PRAVNI ZAPISI • Year IV • No. 2 • pp. 399-418


Language: Serbian

Mr Tripković Boško
Istraživač, Evropski univerzitetski institut u Firenci



Pravni zapisi, No. 2/2013, pp. 399-418

Review Article

DOI: 10.5937/pravzap5-4863

militant democracy; autonomy; liberalism; human rights; political rights; constitution; freedom of speech; the prohibition on political parties

The concept of militant democracy – understood as the restriction of rights in order to protect the democratic form of government from authoritarian threats – is fraught with tensions. The main one is this: is it possible for a democracy to limit democratic rights at its ontological core and still remain a democracy? The essay reviews Violeta Beširević’s edited volume Militant Democracy – Past and Present and in so doing endeavors to answer this question. In the first part, the author evaluates the contributions to the volume. The volume will be a point of reference for all future debates and research on militant democracy – it aptly deals with philosophical, sociological and legal issues, constantly reflecting on both the theoretical and practical implications of the main tension that haunts militant democracies. The essay concludes that Militant Democracy – Past and Present has an immense educational potential for all the relevant political and legal actors in contemporary Serbian society, and should be on their reading list in years to come. In the second part, the author analyzes the claim that recognition of equal autonomy exhausts the value of democracy, and that militant democracy is unjustified to the extent to which it restricts such autonomy.

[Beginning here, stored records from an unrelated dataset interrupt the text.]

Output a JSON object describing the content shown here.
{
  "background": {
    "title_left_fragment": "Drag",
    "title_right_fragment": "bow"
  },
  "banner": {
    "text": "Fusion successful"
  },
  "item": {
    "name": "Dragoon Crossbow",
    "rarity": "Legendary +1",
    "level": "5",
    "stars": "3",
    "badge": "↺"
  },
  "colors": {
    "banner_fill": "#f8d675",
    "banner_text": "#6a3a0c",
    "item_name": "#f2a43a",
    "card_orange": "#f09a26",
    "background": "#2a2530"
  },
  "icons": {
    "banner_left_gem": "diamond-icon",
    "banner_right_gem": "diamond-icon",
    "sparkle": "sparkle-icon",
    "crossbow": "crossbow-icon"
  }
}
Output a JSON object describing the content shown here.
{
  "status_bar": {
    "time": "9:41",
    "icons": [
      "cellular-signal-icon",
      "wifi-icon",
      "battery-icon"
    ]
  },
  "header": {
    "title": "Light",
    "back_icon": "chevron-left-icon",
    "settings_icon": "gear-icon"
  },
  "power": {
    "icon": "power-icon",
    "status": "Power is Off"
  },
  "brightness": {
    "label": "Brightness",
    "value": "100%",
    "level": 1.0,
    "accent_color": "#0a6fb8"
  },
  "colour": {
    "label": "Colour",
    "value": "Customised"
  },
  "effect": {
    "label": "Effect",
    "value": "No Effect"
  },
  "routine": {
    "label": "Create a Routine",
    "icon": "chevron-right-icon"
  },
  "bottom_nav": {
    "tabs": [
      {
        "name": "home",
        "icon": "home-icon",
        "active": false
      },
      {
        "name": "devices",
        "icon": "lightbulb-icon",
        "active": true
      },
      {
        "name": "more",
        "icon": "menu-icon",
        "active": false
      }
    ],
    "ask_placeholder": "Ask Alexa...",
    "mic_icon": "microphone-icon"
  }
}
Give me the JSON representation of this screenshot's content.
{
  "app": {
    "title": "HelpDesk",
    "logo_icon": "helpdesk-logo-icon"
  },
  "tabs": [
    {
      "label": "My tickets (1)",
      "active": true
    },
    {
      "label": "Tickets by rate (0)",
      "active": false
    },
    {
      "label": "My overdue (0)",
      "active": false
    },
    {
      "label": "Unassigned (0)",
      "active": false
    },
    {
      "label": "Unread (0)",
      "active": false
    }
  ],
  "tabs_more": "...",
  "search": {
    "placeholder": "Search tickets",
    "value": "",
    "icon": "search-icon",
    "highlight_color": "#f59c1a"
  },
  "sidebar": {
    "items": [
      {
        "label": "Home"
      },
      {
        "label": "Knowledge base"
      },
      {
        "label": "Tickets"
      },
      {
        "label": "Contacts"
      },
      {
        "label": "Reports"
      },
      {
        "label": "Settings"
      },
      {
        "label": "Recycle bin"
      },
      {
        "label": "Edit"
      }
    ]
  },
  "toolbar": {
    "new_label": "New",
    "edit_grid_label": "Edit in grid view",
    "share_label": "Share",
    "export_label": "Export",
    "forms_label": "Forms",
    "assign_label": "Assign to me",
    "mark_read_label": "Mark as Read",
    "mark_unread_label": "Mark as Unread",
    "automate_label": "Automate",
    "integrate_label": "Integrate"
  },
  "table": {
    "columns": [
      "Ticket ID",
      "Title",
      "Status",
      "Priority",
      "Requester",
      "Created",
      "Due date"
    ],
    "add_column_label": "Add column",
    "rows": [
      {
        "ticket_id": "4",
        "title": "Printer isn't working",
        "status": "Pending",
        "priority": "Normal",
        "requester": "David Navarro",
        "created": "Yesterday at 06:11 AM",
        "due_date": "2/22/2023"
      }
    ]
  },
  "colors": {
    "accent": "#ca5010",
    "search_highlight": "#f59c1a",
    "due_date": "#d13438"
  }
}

The claim needs refinement and a more nuanced understanding of both democracy and autonomy: it neglects the contingent character of democratic government and the distinction between the value and reality, and therefore leads to a paradoxical conclusion that no democracy is really a democracy; it also pays insufficient attention to the fact that the democracy is the only framework for achieving equal autonomy, and that the protection of democracy necessarily implies the protection of equal autonomy. The essay argues for an understanding of democracy as a system that maintains the conditions for flourishing of autonomy. It contends that the state should not sacrifice its duty to protect and preserve valuable autonomy for the sake of neutrality. The author concludes that the state can restrict invaluable autonomy to protect democracy, and that militant democracy is neither paradoxical nor necessarily unjustified.